Lors de son discours pour le centenaire de l'armistice de la Première Guerre Mondiale. Le président a, une nouvelle fois, mis en garde contre les « nationalismes » qui menacent l’équilibre du monde et en particulier celui de l’Europe.

Emmanuel Macron cherche à incarner la seule opposition aux nationalistes et organiser en quelque sorte un match entre lui et Orban dans l’espoir d’attirer tous ceux qui s’inquiètent de la montée des populismes. On se souvient qu’il y a une dizaine de jours il avait même comparé la période actuelle à celle des années 30. Il est donc assez clair qu’il y a chez Emmanuel Macron une volonté de dramatisation qui dissimule à peine une arrière-pensée politique.

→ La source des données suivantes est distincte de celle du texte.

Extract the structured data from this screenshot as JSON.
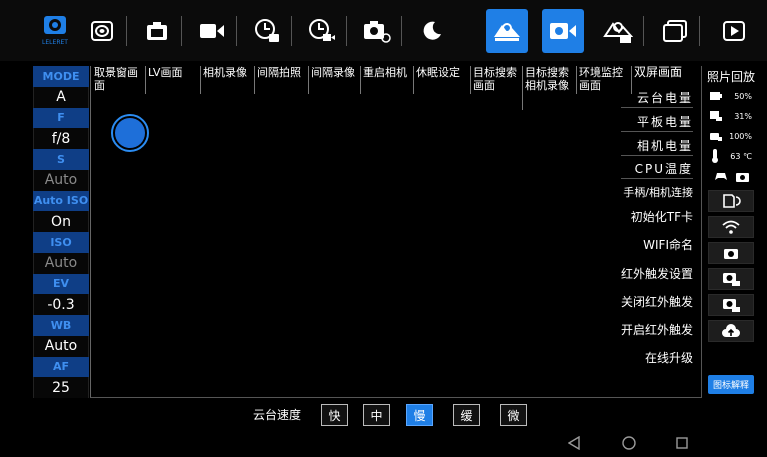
{
  "toolbar": {
    "brand_text": "LELERET",
    "icons": [
      "logo-icon",
      "lens-cap-icon",
      "camera-icon",
      "video-camera-icon",
      "interval-photo-icon",
      "interval-video-icon",
      "camera-restart-icon",
      "sleep-icon",
      "target-search-icon",
      "target-search-video-icon",
      "environment-monitor-icon",
      "dual-screen-icon",
      "play-icon"
    ],
    "active_color": "#1f7fe6"
  },
  "left_panel": {
    "items": [
      {
        "label": "MODE",
        "value": "A",
        "dim": false
      },
      {
        "label": "F",
        "value": "f/8",
        "dim": false
      },
      {
        "label": "S",
        "value": "Auto",
        "dim": true
      },
      {
        "label": "Auto ISO",
        "value": "On",
        "dim": false
      },
      {
        "label": "ISO",
        "value": "Auto",
        "dim": true
      },
      {
        "label": "EV",
        "value": "-0.3",
        "dim": false
      },
      {
        "label": "WB",
        "value": "Auto",
        "dim": false
      },
      {
        "label": "AF",
        "value": "25",
        "dim": false
      }
    ]
  },
  "main": {
    "tabs": [
      {
        "label": "取景窗画面"
      },
      {
        "label": "LV画面"
      },
      {
        "label": "相机录像"
      },
      {
        "label": "间隔拍照"
      },
      {
        "label": "间隔录像"
      },
      {
        "label": "重启相机"
      },
      {
        "label": "休眠设定"
      },
      {
        "label": "目标搜索画面"
      },
      {
        "label": "目标搜索相机录像"
      },
      {
        "label": "环境监控画面"
      },
      {
        "label": "双屏画面"
      }
    ],
    "right_labels": {
      "gimbal_battery": "云台电量",
      "tablet_battery": "平板电量",
      "camera_battery": "相机电量",
      "cpu_temp": "CPU温度",
      "controller_connect": "手柄/相机连接",
      "format_tf": "初始化TF卡",
      "wifi_name": "WIFI命名",
      "ir_trigger_settings": "红外触发设置",
      "ir_trigger_off": "关闭红外触发",
      "ir_trigger_on": "开启红外触发",
      "online_upgrade": "在线升级"
    }
  },
  "right_panel": {
    "title": "照片回放",
    "gimbal_battery": "50%",
    "tablet_battery": "31%",
    "camera_battery": "100%",
    "cpu_temp": "63 ℃",
    "legend_button": "图标解释"
  },
  "bottom": {
    "speed_label": "云台速度",
    "speeds": [
      {
        "label": "快",
        "active": false
      },
      {
        "label": "中",
        "active": false
      },
      {
        "label": "慢",
        "active": true
      },
      {
        "label": "缓",
        "active": false
      },
      {
        "label": "微",
        "active": false
      }
    ]
  }
}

Mais il serait injuste et à coup sûr inexact de ne voir que ça dans le discours du chef de l’Etat qui a toujours été cohérent sur le terrain des valeurs… 

Hier, il a même largement corrigé son propos caricatural et même erroné sur le parallèle avec les années 30, le rendant tout à la fois plus crédible historiquement et plus pertinent dans l’opinion. C’était une erreur de comparer la situation actuelle à celle des années 30 ? En tous les cas ce parallèle n’avait guère de sens et il faisait du même coup très « électoraliste ». Hier, il largement corrigé et nuancé ce propos énumérant les dangers : les montées du racisme, de l’antisémitisme, toutes ses « passions tristes » et même « ces idéologies qui manipulent les religions et répandent l’obscurantisme. » Entendez l’islamisme… 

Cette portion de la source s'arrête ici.